O Balcão dos anos 90
Uma das coisas que mais me deixa saudades é lembrar como era o atendimento do balcão das Varas (antigas Juntas de Conciliação e Julgamento) nos anos 90. E essas memórias estão umbilicalmente ligadas à minha passagem pela 7ª Junta de Conciliação e Julgamento, localizada na Av. Ipiranga, 1225.
A Vara tinha um ambiente muito amplo, com 3 salas, separadas por paredes e o balcão ficava exatamente na sala do meio. Era composto literalmente por uma bancada aberta e sem os atuais vidros que hoje separam e demarcam fortemente a área de atuação do servidor e do usuário da Justiça.
Aos poucos fui percebendo o quanto essa nova disposição me incomodava, sem saber ao certo o por quê. Hoje reflito que o atendimento se tornou frio e distante, tão oposto ao que era nos anos 90.

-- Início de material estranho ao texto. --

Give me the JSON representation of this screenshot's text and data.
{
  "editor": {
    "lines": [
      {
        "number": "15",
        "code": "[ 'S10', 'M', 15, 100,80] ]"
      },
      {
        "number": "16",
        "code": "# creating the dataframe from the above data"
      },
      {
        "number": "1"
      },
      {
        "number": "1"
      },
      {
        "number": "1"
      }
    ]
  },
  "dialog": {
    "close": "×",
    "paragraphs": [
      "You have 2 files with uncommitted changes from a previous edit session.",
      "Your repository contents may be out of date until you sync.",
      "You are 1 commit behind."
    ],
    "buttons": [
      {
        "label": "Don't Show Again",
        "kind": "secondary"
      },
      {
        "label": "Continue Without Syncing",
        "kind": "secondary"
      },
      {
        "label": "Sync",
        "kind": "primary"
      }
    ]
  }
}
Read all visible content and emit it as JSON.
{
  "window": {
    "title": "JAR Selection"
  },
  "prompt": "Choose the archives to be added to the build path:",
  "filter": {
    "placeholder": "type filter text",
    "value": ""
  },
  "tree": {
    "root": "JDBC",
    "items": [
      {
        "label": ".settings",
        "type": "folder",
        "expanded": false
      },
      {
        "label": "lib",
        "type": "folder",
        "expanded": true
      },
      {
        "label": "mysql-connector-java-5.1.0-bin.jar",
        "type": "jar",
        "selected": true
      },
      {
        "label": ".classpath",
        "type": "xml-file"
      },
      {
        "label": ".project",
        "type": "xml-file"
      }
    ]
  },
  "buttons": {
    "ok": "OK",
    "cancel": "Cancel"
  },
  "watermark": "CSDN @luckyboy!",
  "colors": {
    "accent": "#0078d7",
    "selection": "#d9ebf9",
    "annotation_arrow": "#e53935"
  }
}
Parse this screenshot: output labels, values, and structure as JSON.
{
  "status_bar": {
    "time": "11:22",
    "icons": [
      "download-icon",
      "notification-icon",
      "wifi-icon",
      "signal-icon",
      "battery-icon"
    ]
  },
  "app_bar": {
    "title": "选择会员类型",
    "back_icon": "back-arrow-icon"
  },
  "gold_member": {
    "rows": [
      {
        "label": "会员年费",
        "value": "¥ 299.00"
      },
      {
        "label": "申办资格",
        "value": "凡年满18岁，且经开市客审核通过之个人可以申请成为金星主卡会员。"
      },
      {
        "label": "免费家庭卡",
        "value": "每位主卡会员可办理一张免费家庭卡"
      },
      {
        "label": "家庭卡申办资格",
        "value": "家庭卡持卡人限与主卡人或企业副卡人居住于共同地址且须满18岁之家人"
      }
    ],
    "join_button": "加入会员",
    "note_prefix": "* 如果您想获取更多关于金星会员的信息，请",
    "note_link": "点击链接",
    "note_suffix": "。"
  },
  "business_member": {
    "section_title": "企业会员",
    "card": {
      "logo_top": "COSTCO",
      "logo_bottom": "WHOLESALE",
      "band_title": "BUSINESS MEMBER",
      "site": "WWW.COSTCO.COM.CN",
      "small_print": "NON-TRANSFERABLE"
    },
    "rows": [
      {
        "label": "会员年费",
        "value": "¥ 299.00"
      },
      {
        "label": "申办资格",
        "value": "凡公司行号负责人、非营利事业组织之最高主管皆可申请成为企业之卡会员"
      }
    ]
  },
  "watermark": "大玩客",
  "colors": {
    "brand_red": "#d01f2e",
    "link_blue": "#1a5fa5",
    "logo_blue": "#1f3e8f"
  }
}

Recebíamos os advogados e os outros usuários face a face, com um aperto de mão na maioria das vezes. Naquela época não era incomum o balcão ser frequentado pelos donos dos grandes escritórios de advocacia, como o dr. Agenor Barreto Parente, dr. Leandro Meloni, dr. Raul Villas Boas e tantos outros que não consigo nomear agora.
Eu adorava conversar com os advogados, ouvir suas histórias, as agruras pelas quais passavam nos prédios antigos, sem uma infraestrutura adequada ao conforto tão necessário às partes. As histórias profissionais se misturavam às suas histórias de vida, seus problemas, suas alegrias, seus hobbys. Era muito interessante imaginar aquele advogado de terno surfando no fim de semana ou ouvir suas histórias engraçadas num ambiente tão sisudo como o Judiciário.

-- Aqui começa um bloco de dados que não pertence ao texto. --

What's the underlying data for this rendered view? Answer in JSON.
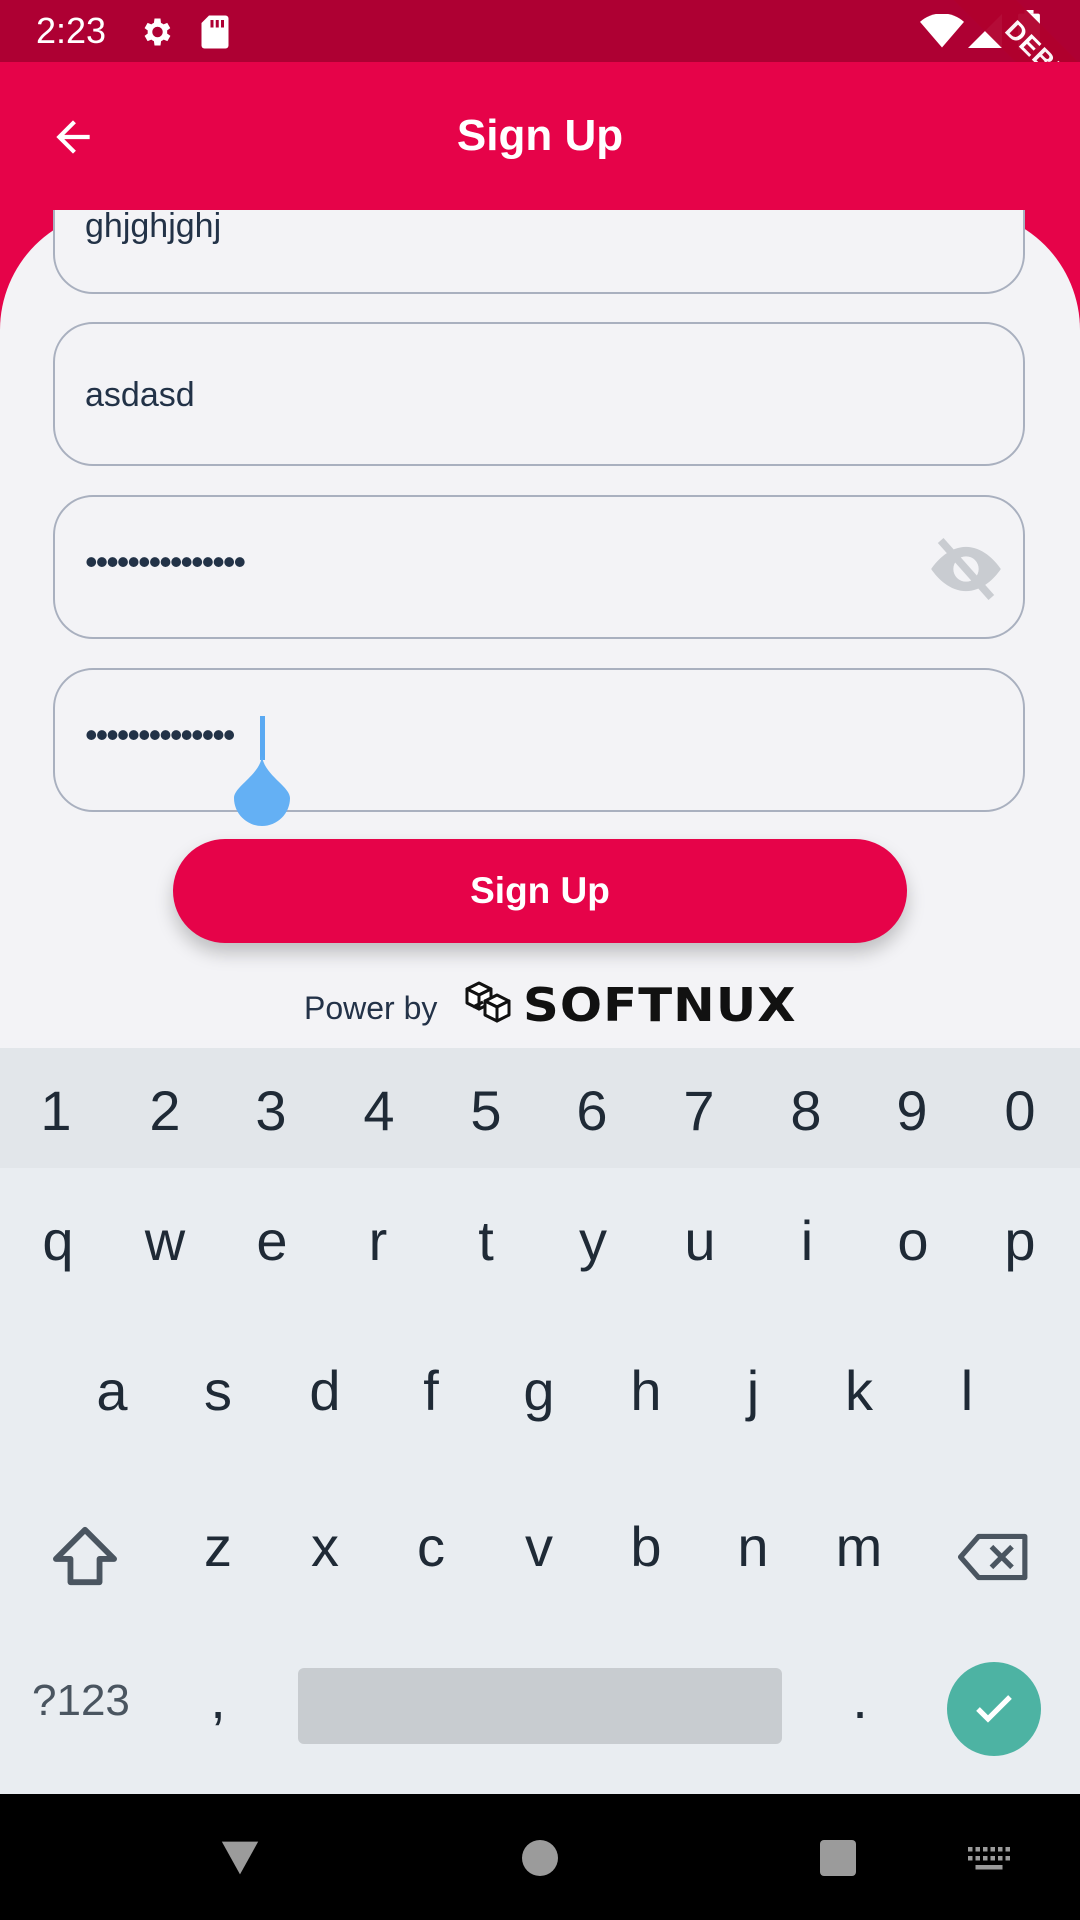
{
  "status_bar": {
    "time": "2:23",
    "icons": [
      "settings-icon",
      "sd-card-icon",
      "wifi-icon",
      "signal-icon",
      "battery-icon"
    ],
    "debug_label": "DEBUG"
  },
  "app_bar": {
    "title": "Sign Up",
    "back_icon": "arrow-back-icon"
  },
  "form": {
    "fields": [
      {
        "name": "field-1",
        "value": "ghjghjghj"
      },
      {
        "name": "field-2",
        "value": "asdasd"
      },
      {
        "name": "password",
        "value": "•••••••••••••••",
        "toggle_icon": "visibility-off-icon"
      },
      {
        "name": "confirm-password",
        "value": "••••••••••••••"
      }
    ],
    "submit_label": "Sign Up",
    "power_by": "Power by",
    "brand": "SOFTNUX"
  },
  "keyboard": {
    "number_row": [
      "1",
      "2",
      "3",
      "4",
      "5",
      "6",
      "7",
      "8",
      "9",
      "0"
    ],
    "row1": [
      "q",
      "w",
      "e",
      "r",
      "t",
      "y",
      "u",
      "i",
      "o",
      "p"
    ],
    "row2": [
      "a",
      "s",
      "d",
      "f",
      "g",
      "h",
      "j",
      "k",
      "l"
    ],
    "row3": [
      "z",
      "x",
      "c",
      "v",
      "b",
      "n",
      "m"
    ],
    "symbols_label": "?123",
    "comma": ",",
    "period": "."
  },
  "colors": {
    "primary": "#e60349",
    "status_bar": "#ae0033",
    "accent_done": "#4db3a3",
    "cursor": "#5aa9f2"
  }
}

Houve uma época, na qual eu cursava direito no Largo São Francisco, em que um professor da faculdade me ajudou a publicar textos jurídicos num jornal chamado “A Tribuna do Direito”, um periódico muito conceituado por advogados e juízes.

Foi uma fase muito feliz da minha vida e alguns desses meus textos podem ser encontrados na biblioteca do Tribunal.
Eu falava dos meus sonhos como estudante de direito, tecia críticas e tentava achar soluções para a execução, por exemplo.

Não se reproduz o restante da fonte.